Finding Missing Angles with Inverse Trig
A free Trigonometry lesson from the “Right Triangle Trigonometry” unit, with a worked example and practice problems including step-by-step solutions.
Right-triangle trigonometry connects an acute angle to side ratios. Students label opposite, adjacent, and hypotenuse from the chosen angle, then use sine, cosine, tangent, or inverse trig to compute a missing side, missing angle, height, distance, or sight line.
What you'll learn
- Label right-triangle sides from a chosen angle
- Set up sine, cosine, tangent, and inverse-trig equations
- Compute side lengths, angles, heights, and distances
Worked example
Problem. Finding Missing Angles with Inverse Trig: A 60-degree angle has hypotenuse 60. Find the opposite side to the nearest tenth.
- Use sine because opposite and hypotenuse are involved.
- opposite = 60sin(60).
- Round at the end.
Answer: 52
Practice problems
1. Finding Missing Angles with Inverse Trig: For angle theta, opposite = 60 and hypotenuse = 87. Find sin(theta).
Show solution
- Warm-up: First identify exactly what the question is asking: Finding Missing Angles with Inverse Trig: For angle theta, opposite = 60 and hypotenuse = 87. Find sin(theta).
- For inverse relationships, reverse the operations in the opposite order and check that the result undoes the original rule.
- Sine is opposite over hypotenuse.
- Use 60/87.
- Simplify to 20/29.
- Check the result by substituting or estimating: the response should match 20/29 and make sense in the original problem.
Answer: 20/29
2. Finding Missing Angles with Inverse Trig: For angle theta, adjacent = 140 and hypotenuse = 148. Find cos(theta).
Show solution
- Warm-up: First identify exactly what the question is asking: Finding Missing Angles with Inverse Trig: For angle theta, adjacent = 140 and hypotenuse = 148. Find cos(theta).

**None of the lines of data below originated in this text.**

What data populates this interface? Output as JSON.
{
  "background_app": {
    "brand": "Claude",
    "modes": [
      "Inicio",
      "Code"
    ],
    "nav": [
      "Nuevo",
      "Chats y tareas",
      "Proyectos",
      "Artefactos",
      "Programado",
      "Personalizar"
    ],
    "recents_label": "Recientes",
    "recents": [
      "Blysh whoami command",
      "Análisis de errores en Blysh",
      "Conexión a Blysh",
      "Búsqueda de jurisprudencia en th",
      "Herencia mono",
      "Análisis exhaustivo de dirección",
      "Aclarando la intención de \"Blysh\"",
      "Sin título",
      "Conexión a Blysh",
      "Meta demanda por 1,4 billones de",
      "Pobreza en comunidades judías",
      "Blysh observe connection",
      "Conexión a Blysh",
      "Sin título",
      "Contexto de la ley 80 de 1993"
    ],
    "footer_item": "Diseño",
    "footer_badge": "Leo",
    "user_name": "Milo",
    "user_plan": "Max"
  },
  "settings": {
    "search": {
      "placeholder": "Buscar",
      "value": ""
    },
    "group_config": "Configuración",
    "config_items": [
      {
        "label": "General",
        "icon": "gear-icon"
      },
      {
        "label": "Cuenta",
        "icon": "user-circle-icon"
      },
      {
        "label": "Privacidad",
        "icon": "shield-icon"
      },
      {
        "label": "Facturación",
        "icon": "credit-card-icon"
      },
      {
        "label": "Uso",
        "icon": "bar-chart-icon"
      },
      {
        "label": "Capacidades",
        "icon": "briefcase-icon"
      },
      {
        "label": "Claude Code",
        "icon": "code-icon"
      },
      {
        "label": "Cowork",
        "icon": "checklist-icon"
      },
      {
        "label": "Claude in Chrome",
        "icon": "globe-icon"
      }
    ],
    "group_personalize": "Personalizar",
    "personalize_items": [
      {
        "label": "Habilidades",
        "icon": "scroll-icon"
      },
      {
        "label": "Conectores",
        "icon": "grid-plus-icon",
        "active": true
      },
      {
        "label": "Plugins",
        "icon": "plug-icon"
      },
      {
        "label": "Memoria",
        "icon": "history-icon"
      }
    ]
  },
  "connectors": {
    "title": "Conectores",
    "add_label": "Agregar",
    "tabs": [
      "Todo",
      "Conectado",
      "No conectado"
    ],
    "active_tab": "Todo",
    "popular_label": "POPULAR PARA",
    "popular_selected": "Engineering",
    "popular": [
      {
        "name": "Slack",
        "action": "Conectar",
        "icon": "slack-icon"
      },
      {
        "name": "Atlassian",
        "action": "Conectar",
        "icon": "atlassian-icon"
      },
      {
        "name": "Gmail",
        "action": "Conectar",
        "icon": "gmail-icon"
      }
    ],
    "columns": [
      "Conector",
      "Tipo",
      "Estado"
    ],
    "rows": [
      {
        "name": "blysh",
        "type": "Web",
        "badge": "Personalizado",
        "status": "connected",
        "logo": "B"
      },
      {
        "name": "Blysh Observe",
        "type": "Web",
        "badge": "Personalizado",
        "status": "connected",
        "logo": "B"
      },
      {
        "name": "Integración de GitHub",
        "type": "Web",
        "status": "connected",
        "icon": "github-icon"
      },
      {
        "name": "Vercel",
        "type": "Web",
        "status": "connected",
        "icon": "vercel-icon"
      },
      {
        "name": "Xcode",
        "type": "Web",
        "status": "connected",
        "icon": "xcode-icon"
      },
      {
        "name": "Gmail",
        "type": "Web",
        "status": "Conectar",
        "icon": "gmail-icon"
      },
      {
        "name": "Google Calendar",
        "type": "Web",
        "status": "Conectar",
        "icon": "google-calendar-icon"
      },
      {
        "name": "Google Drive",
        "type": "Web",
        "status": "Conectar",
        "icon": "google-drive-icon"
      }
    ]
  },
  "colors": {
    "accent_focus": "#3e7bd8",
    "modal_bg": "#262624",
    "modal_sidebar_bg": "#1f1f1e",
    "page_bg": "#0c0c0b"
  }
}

- For inverse relationships, reverse the operations in the opposite order and check that the result undoes the original rule.
- Cosine is adjacent over hypotenuse.
- Use 140/148.
- Simplify to 35/37.
- Check the result by substituting or estimating: the response should match 35/37 and make sense in the original problem.
Answer: 35/37
3. Finding Missing Angles with Inverse Trig: For angle theta, opposite = 55 and adjacent = 300. Find tan(theta).
Show solution
- Warm-up: First identify exactly what the question is asking: Finding Missing Angles with Inverse Trig: For angle theta, opposite = 55 and adjacent = 300. Find tan(theta).
- For inverse relationships, reverse the operations in the opposite order and check that the result undoes the original rule.
- Tangent is opposite over adjacent.
- Use 55/300.
- Simplify to 11/60.
- Check the result by substituting or estimating: the response should match 11/60 and make sense in the original problem.
Answer: 11/60
4. Finding Missing Angles with Inverse Trig: A 60-degree angle has hypotenuse 60. Find the opposite side to the nearest tenth.
Show solution
- Core Practice: First identify exactly what the question is asking: Finding Missing Angles with Inverse Trig: A 60-degree angle has hypotenuse 60. Find the opposite side to the nearest tenth.
- For inverse relationships, reverse the operations in the opposite order and check that the result undoes the original rule.
- Use sine because opposite and hypotenuse are involved.
- opposite = 60sin(60).
- Round at the end.
- Check the result by substituting or estimating: the response should match 52 and make sense in the original problem.
Answer: 52
5. Finding Missing Angles with Inverse Trig: A 30-degree angle has adjacent side 12. Find the hypotenuse to the nearest tenth.
Show solution
- Core Practice: First identify exactly what the question is asking: Finding Missing Angles with Inverse Trig: A 30-degree angle has adjacent side 12. Find the hypotenuse to the nearest tenth.
- For inverse relationships, reverse the operations in the opposite order and check that the result undoes the original rule.
- Use cosine because adjacent and hypotenuse are involved.
- cos(theta) = adjacent/hypotenuse.
- Divide by cos(theta).
- Check the result by substituting or estimating: the response should match 13.9 and make sense in the original problem.